The recapitalisation of the Cyprus banking sector may require up to about 6 bln to 8.9 bln euros, according to global bond manager Pimco, commissioned by the Central Bank of Cyprus to perform a due diligence report necessary as part of a multi-billion bailout package for near-bankrupt Cyprus.
Pimco concluded its assessment on February 2 with a baseline scenario and adverse scenario, criticised by the financial sector as well as politicians of not taking into consideration some of the unique features of the Cyprus market, such as the harsh write-down of property values, with huge real estate portfolios held by the banks.

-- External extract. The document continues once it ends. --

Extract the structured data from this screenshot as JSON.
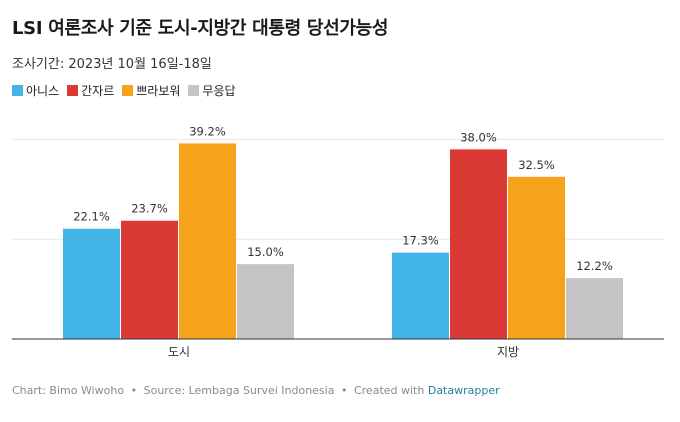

The banks had also demanded that the Pimco report be released prior to discussions for a 17.5 bln euro bailout from the European Stability Mechanism, as they were unable to conclude their annual accounts by the end of February without considering their recapitalisation needs.
The outgoing communist government has been criticised of holding on to the Pimco report because the recapitalisation needs of the banks was not as bad as first reported, initially estimated at over 10 bln euros.
Opposition leaders had said all along that the government had sought to inflate the bailout needs simply to have enough funds to pay down its unsustainable public sector deficit just in time for the crucial presidential elections this weekend.
The state-controlled Cyprus News Agency released the summary of the Pimco report that concludes that in a baseline scenario, the Bank of Cyprus and Laiki Bank, the two hurt most by the writedown of Greek government bonds (GGBs) would need 2.834 bln and 2.782 bln euros, respectively, with the Cooperative banks a further 364 mln euros.